Die Lage im Nahen Osten und in Nordafrika bleibt angespannt, was hauptsächlich auf die destruktiven Aktivitäten der Vereinigten Staaten von Amerika und ihrer Verbündeten zurückzuführen ist, die ihre Vorherrschaft aufrechterhalten, die Führungsrolle in der Region übernehmen und Zugang zu den natürlichen Ressourcen erlangen wollen. Zur Erreichung dieser Ziele wird jedes Mittel eingesetzt: politischer Druck, Erpressung, Provokationen, „Farbrevolutionen“, die die Länder in der Region erschüttern, und sogar offene Aggressionen. All dies geschieht unter dem Slogan der „Demokratisierung“, des Kampfes gegen autoritäre Regime und, wie erklärt wird, um eine sogenannte „regelbasierte Ordnung“ aufzubauen.

Das Ergebnis ist die Umwandlung ehemals wohlhabender und souveräner Staaten in Länder, die durch interne bewaffnete Konflikte geschwächt sind, deren Volkswirtschaften und Lebensstandards im freien Fall sind und die in einigen Fällen am Rande einer humanitären Katastrophe stehen. Eine Reihe von ihnen hat es seit Jahrzehnten nicht geschafft, ihren Status als Staat wiederherzustellen. Ihr Territorium wird zu einem Zufluchtsort für internationale und regionale Terrororganisationen. Währenddessen haben westliche Unternehmen freien Zugang zu den natürlichen Ressourcen.

Hinter all diesen Ereignissen stehen die USA und ihre Verbündeten, die auf Techniken des „kontrollierten Chaos“ zurückgreifen und ihre eigenen „oppositionellen Kräfte“ sowie radikale und terroristische Gruppen einsetzen, um eine Politik der Umgestaltung in der Region zu betreiben.

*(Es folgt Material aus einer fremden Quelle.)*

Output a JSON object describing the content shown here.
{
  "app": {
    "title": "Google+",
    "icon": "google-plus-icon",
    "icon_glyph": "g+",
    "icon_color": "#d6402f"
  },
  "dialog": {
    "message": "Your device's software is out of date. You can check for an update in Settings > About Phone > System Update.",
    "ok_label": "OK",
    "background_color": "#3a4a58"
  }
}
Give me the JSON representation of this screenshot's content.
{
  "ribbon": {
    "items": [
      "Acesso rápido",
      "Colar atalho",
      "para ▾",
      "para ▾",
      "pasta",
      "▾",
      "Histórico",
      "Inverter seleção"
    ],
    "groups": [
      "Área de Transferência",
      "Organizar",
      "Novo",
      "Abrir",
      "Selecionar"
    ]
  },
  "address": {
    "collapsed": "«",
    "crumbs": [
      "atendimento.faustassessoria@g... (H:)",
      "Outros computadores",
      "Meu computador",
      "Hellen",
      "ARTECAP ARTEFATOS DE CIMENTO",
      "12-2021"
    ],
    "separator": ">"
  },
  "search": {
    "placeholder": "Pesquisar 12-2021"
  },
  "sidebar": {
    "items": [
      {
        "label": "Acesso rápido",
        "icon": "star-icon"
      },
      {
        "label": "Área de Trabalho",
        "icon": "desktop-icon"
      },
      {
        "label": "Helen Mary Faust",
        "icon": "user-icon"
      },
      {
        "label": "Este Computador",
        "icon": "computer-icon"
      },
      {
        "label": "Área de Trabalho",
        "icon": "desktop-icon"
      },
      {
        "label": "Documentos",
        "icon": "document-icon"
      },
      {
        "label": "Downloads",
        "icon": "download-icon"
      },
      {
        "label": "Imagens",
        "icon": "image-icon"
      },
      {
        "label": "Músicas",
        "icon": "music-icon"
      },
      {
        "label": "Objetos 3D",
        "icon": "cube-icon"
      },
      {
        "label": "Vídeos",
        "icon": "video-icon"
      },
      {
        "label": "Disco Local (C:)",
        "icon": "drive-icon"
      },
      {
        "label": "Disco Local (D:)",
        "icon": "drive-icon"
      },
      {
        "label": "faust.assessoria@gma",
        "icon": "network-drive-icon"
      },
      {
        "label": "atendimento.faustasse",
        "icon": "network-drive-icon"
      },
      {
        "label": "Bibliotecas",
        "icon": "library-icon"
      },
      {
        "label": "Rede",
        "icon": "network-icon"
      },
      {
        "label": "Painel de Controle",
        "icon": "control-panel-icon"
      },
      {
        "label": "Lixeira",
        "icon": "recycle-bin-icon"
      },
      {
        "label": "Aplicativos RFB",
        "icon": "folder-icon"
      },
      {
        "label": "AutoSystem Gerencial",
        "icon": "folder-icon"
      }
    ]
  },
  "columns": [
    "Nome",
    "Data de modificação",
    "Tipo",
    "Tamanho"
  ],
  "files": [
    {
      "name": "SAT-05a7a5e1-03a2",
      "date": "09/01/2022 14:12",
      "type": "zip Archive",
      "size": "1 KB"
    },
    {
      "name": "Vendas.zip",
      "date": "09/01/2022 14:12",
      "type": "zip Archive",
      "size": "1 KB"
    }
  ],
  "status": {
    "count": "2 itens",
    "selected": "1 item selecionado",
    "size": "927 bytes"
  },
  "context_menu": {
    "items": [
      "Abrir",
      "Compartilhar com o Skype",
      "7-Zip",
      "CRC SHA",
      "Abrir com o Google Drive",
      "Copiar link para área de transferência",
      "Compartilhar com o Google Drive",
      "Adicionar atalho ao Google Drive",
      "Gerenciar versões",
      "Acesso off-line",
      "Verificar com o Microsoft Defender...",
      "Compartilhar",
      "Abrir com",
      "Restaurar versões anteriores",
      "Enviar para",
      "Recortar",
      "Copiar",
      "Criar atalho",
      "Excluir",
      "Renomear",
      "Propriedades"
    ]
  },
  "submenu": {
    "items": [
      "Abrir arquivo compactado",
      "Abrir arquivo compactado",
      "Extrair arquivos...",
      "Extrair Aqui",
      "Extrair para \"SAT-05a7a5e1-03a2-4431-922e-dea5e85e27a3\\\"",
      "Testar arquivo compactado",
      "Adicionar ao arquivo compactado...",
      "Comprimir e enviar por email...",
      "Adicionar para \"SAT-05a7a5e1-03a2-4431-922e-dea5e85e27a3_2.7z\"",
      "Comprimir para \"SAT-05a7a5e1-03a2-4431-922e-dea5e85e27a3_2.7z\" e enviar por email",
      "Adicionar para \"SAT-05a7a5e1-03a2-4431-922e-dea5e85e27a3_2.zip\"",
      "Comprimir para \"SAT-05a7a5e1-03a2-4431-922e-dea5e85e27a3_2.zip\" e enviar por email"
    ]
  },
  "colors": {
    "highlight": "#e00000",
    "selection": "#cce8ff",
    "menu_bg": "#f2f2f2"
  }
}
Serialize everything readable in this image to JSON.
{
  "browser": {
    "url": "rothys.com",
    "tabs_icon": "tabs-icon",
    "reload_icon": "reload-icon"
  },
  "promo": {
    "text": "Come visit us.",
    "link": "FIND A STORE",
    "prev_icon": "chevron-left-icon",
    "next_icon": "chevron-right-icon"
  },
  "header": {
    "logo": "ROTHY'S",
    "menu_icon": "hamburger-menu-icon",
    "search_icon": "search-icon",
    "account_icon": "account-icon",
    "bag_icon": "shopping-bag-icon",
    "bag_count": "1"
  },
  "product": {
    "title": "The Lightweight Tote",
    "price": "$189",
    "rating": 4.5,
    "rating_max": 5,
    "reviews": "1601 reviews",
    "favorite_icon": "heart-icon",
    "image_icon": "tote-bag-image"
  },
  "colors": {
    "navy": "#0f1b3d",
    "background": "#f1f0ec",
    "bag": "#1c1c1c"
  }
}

Wir können diese Szenarien sehr deutlich im Irak und in Libyen beobachten.

Der Westen hat den Irak unter dem hanebüchenen Vorwand (dass das Regime von Saddam Hussein Chemiewaffen besaß) und dem Slogan der „Demokratisierung“ zerstört. Während der beiden US-Aggressionen (1991-2003) starben mehr als 110.000 Iraker, darunter etwa 12.000 Kinder. Der Einsatz von Munition mit abgereichertem Uran durch die USA führte zu einem starken Anstieg von Krebserkrankungen in der Bevölkerung, und exponierte Mütter brachten Babys mit schweren Anomalien zur Welt. Die Zahl der Flüchtlinge stieg auf 2.000.000. Das BIP fiel um rund 65 %. Das jährliche Bruttonationaleinkommen pro Kopf fiel auf 40 %.

Die Republik, die von den USA ins Chaos gestürzt wurde, wurde zu einem Zufluchtsort für internationale Extremisten und zum Geburtsort der radikalsten Terrororganisation: ISIS. Es sei darauf hingewiesen, dass es unter Saddam Hussein, der von Washington zum Diktator erklärt wurde, keine Terroristen im Irak gab.

Derzeit befinden sich mehr als 3 000 Kämpfer von ISIS und anderen Terrorgruppen im Land. Es werden regelmäßig Terroranschläge verübt, denen nach wie vor Zivilisten zum Opfer fallen.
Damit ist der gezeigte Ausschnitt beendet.